Thats why when he arrived at Devildom everyone was a bit confused, they didn't expect him. "Wasn't our student called Ezra?" and the picture they had of him was from this pristine boy with a frightened look and short combed hair, not a drunk hobo with long hair who looks like he hasn't used a hairbrush in years.
He lived in Florida before being transported to Devildom, a latino man, son of migrants and raised in a different country. He had troubles getting used to USA as a teen, and he sports an unmistakable Latin accent. Funny enough, when he is drunk he speaks in very coloquial Spanish, which made the demons even MORE confused "Didn't our student speak English? What the hell is he saying"
He is a bisexual poly-amorous man, and literally had to tell the demons "I'm in a relationship with y'all 7 or with none. And don't come saying its gross to share your lover with your «brother» you bitches are demons ffs"

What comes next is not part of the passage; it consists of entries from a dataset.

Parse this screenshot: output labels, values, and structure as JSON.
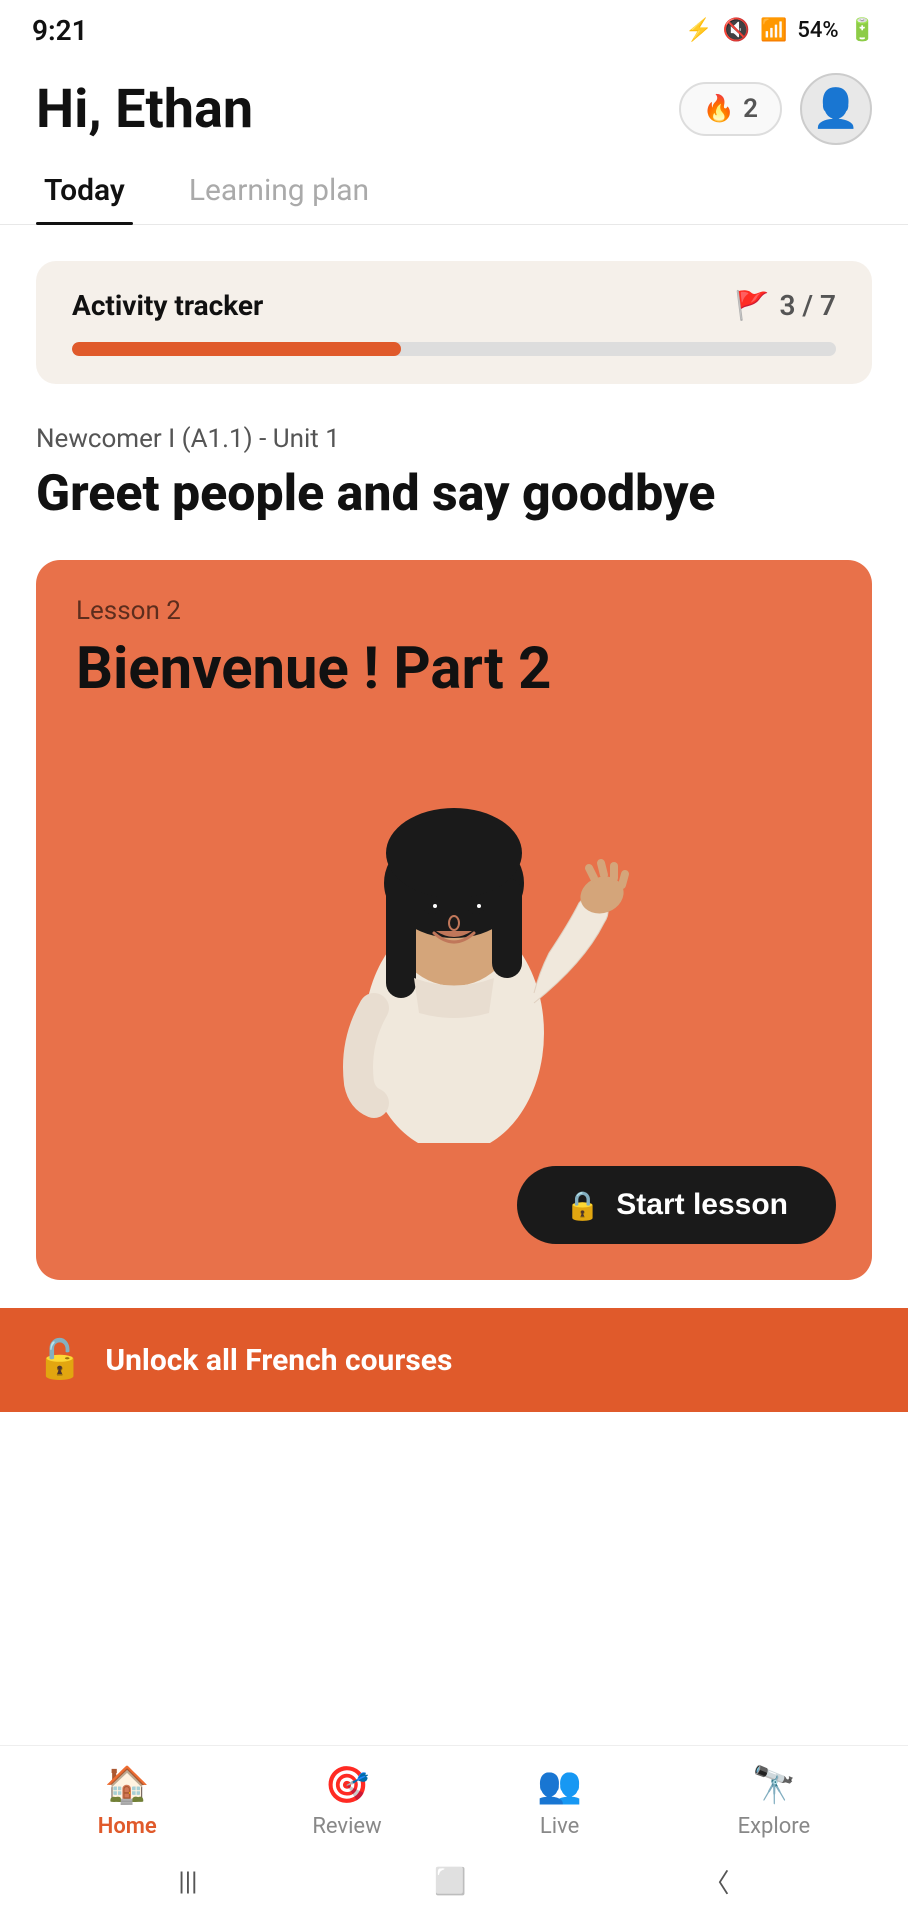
{
  "statusBar": {
    "time": "9:21",
    "batteryPercent": "54%",
    "icons": [
      "bluetooth",
      "mute",
      "wifi",
      "signal",
      "battery"
    ]
  },
  "header": {
    "greeting": "Hi, Ethan",
    "streakCount": "2",
    "streakLabel": "streak"
  },
  "tabs": [
    {
      "id": "today",
      "label": "Today",
      "active": true
    },
    {
      "id": "learning-plan",
      "label": "Learning plan",
      "active": false
    }
  ],
  "activityTracker": {
    "title": "Activity tracker",
    "current": 3,
    "total": 7,
    "progressPercent": 43
  },
  "unit": {
    "label": "Newcomer I (A1.1) - Unit 1",
    "title": "Greet people and say goodbye"
  },
  "lesson": {
    "number": "Lesson 2",
    "title": "Bienvenue ! Part 2",
    "startButtonLabel": "Start lesson"
  },
  "unlockBanner": {
    "text": "Unlock all French courses"
  },
  "bottomNav": [
    {
      "id": "home",
      "label": "Home",
      "active": true
    },
    {
      "id": "review",
      "label": "Review",
      "active": false
    },
    {
      "id": "live",
      "label": "Live",
      "active": false
    },
    {
      "id": "explore",
      "label": "Explore",
      "active": false
    }
  ]
}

Eventually they all accepted it.
Beel, Belphie and Asmo where the firsts to accept, as Beel didn't mind sharing, Belphie just didn't care and Asmo was pleased to finally have someone who understood him.
Satan had to research what it means to be in a poly relationship first, and eventually accepted it because he likes to be an open minded and also loves Elias so much.
Mammon and Lucifer reluctant at first.
Lucifer due to his pride, the idea of sharing was not his favorite and why would a mere human order him around, he is PRIDE anyone would fall over him. But because Elias didn't budge and even started to ignore him, he couldn't resist and gave up.
Mammon wasn't comfortable with the idea. He is greedy, he wants Elias to himself only, and sharing with his dumb brothers angered him. However, he couldn't help it. It was Elias or nothing. Elias has to constantly reassure Mammon he loves him a lot and won't ever leave him.
And Lucifer eventually started to enjoy the idea of sharing, since that meant his family wont ever split apart
Levi however... Oof
He had a really hard time accepting it. He thought it was a way to rejected him without hurting his feelings. It took a WHILE for him to understand Elias loved him as much as he loved the others, and had to almost beg him for him to be together. Also has to reassure Levi he wont leave him and he loves him a lot, but his jealousy will still win at times.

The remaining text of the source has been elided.